Secondly, it feels like a bit of a rip off. Being able to vote for the leader is one of the very, very, very few benefits of membership of the MEAA. Eliminate that, and it’s like the world’s most expensive subscription to the Walkley Magazine.

The only reasonable reason I can think of for abolishing direct election of the Federal Secretary is that you’d never again want to get stuck with the same Secretary for two decades.

This is a specious argument. Making the leader unelected doesn’t solve that problem. To solve that problem, the Federal Council should bring in term limits. Make it so that nobody can be there for more than, say, two terms – eight years. That would do it. Eliminating direct democracy to get there seems a little bit like overkill.

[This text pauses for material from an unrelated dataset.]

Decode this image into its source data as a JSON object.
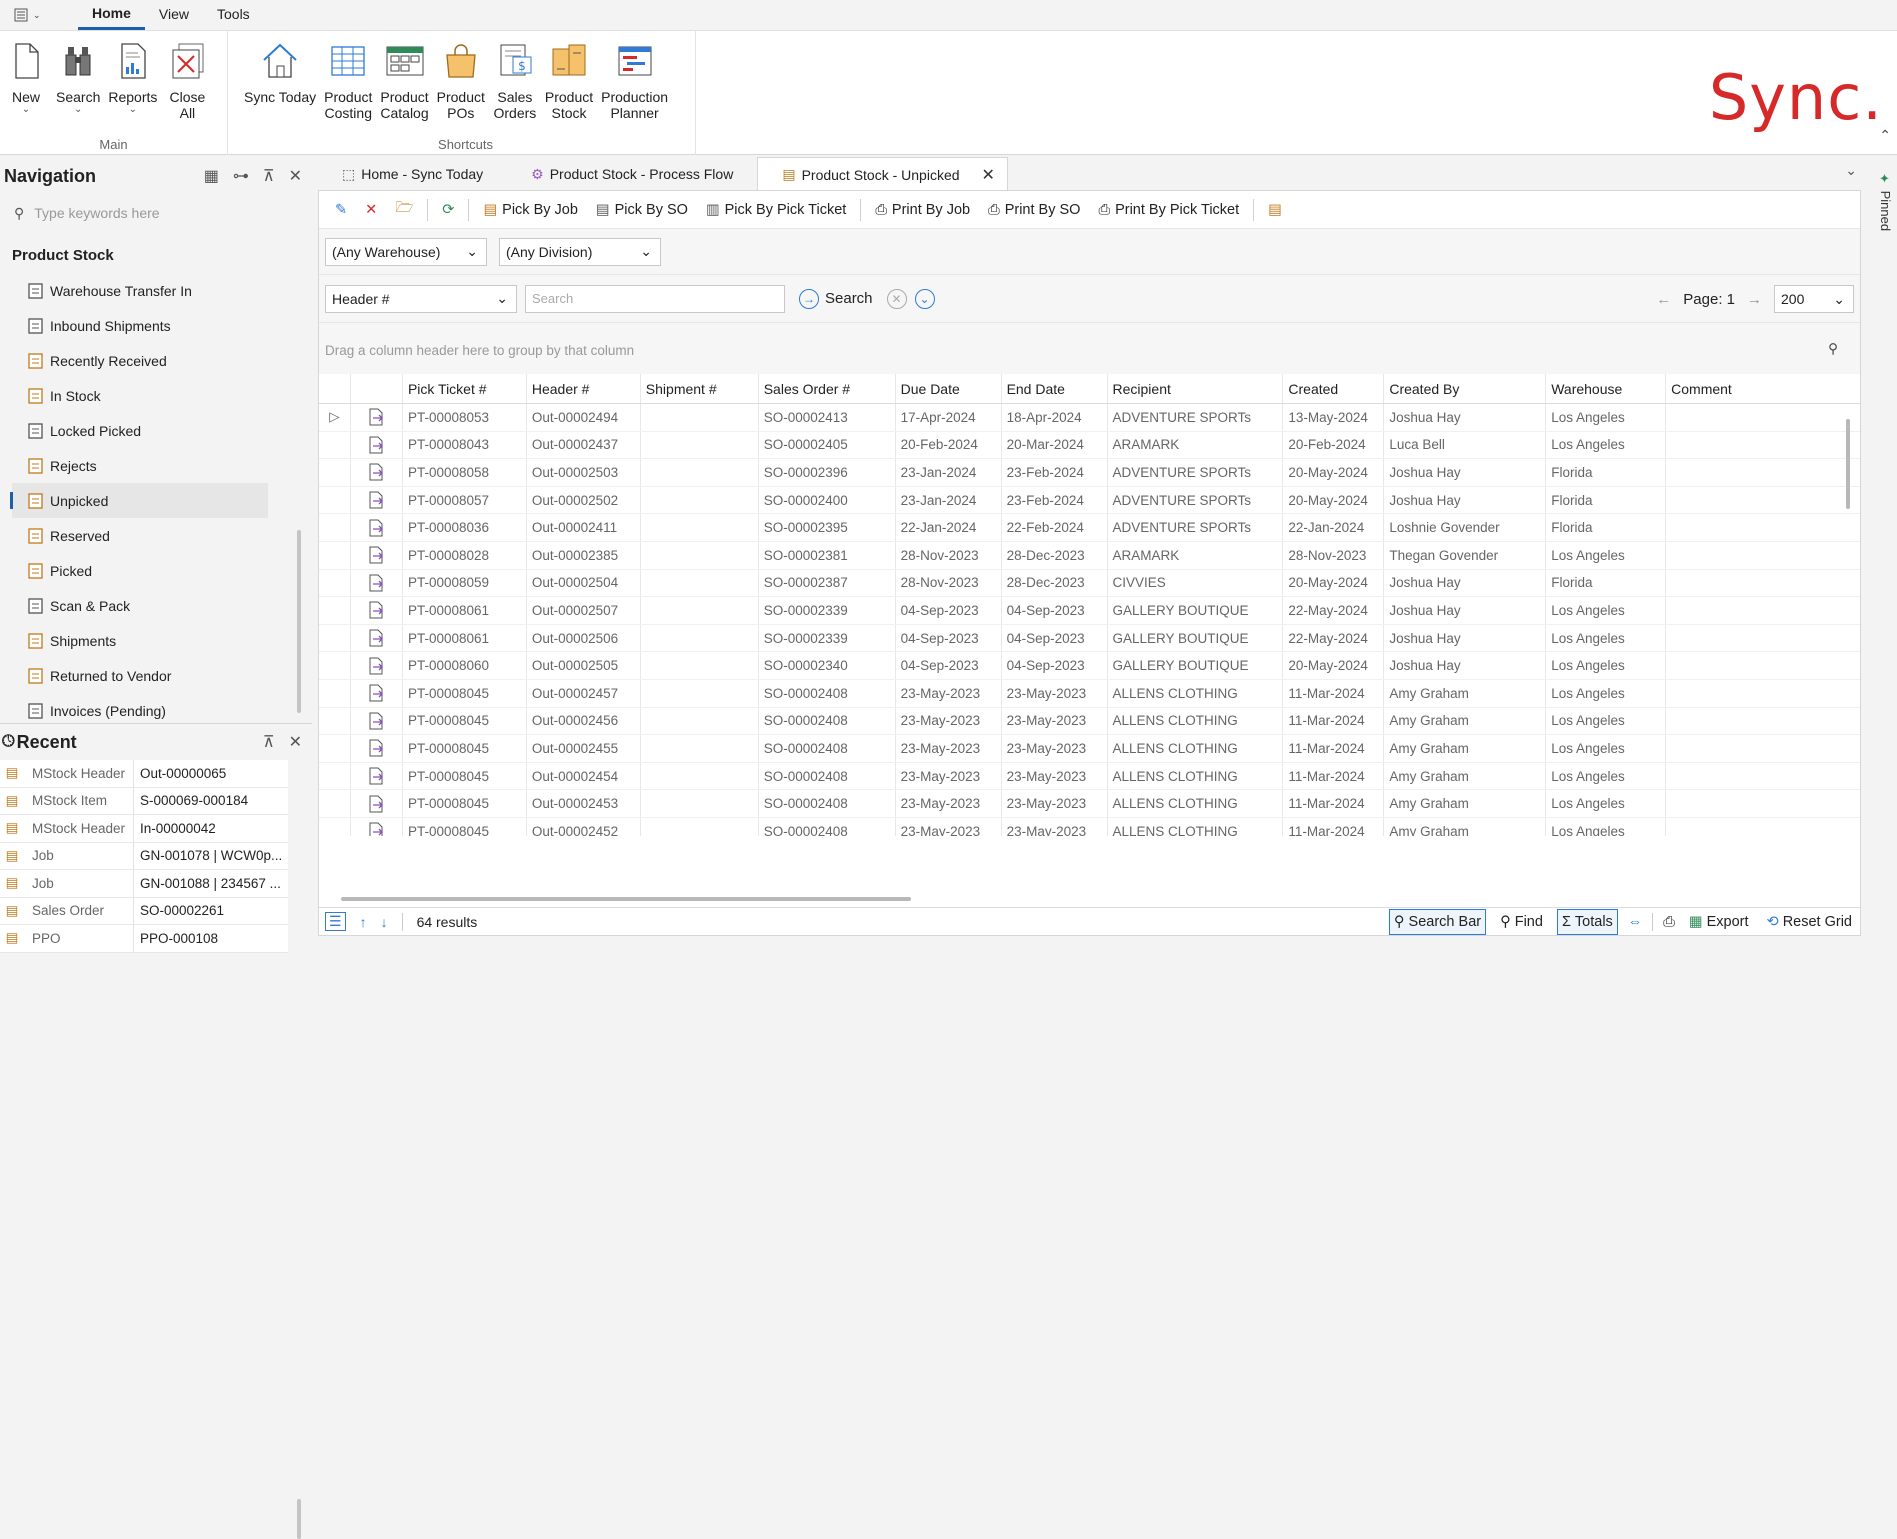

Furthermore, the MEAA is actually in a different situation than we’ve been for the last couple of decades. With the Royal Commission looming, gone are the days that incumbency of a union brings with it a large, imposing election fund that enables you to shit-sheet any potential challengers. If there’s one good thing about the Royal Commission, it’s that union leaders of all stripes know they have to play fair and by the rules.

In fact, I’d go so far as to say that the problem with the MEAA in 2014 is there aren’t more elected officials. The lack of elected officials has meant over the years that purges have been able to occur because the staff have increasingly been there at the Federal Secretary’s behest, rather than as elected representatives of various constituencies.

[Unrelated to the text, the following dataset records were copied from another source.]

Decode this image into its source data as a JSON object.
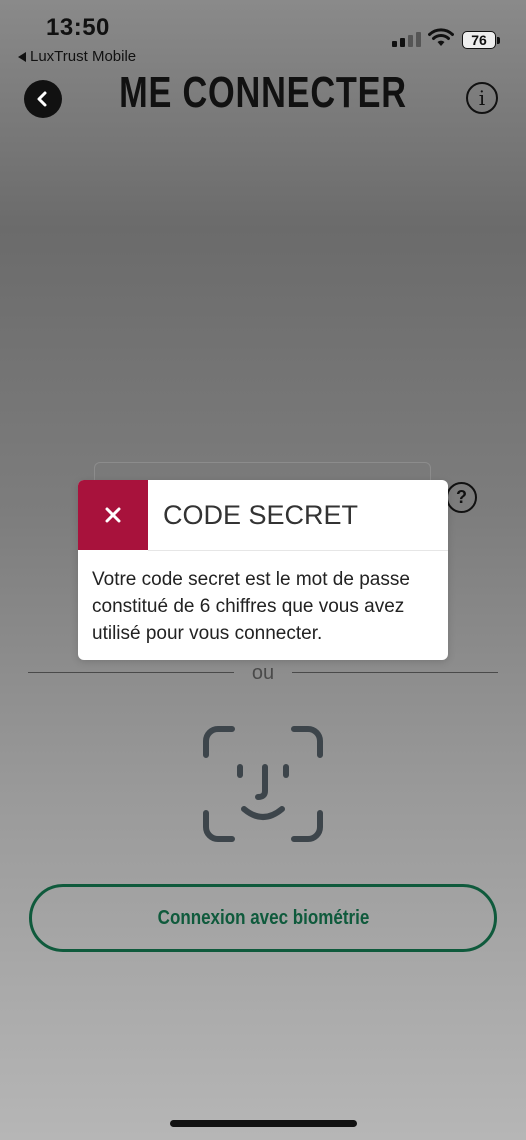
{
  "status_bar": {
    "time": "13:50",
    "back_app": "LuxTrust Mobile",
    "battery": "76"
  },
  "header": {
    "title": "ME CONNECTER"
  },
  "form": {
    "help_label": "?",
    "separator": "ou"
  },
  "biometric": {
    "button_label": "Connexion avec biométrie"
  },
  "modal": {
    "title": "CODE SECRET",
    "body": "Votre code secret est le mot de passe constitué de 6 chiffres que vous avez utilisé pour vous connecter."
  },
  "colors": {
    "accent_red": "#a8123c",
    "accent_green": "#0f5a3c"
  },
  "icons": [
    "back-icon",
    "info-icon",
    "close-icon",
    "face-id-icon",
    "wifi-icon",
    "signal-icon",
    "battery-icon"
  ]
}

Indeed, if you look at what has happened to the MEAA as its de-democratised, you could argue that having an unelected CEO will actually allow them to further consolidate their power over time.

In my experience, the whole point of a good CEO is someone who is able to manage their board. Over time, an effective CEO will make sure that those on their board (the Federal Management Council) support them, and make sure the information flow goes that way.

Anyone who doesn’t believe that an effective CEO will, over time, make sure they have a sympathetic Federal Management Council to support them, is being naïve at best.

You could say the same goes for a directly elected Secretary – it’s in their interest to organize the Federal Management Council – but at least we’ll have the possibility of directly unseating such a leader, should the worst occur. If we had an unelected leader, it will be even worse than the situation we’ve found ourselves up till now.

Point is, the proposal to eliminate the direct election of the Federal Secretary is a perfectly understandable reaction to the worry that we’ll end up having the same person there again for another two decades.

But the way to solve that problem is to use this opportunity to bring in term limits, rather than further undermine the already rather marginal value of membership of the union.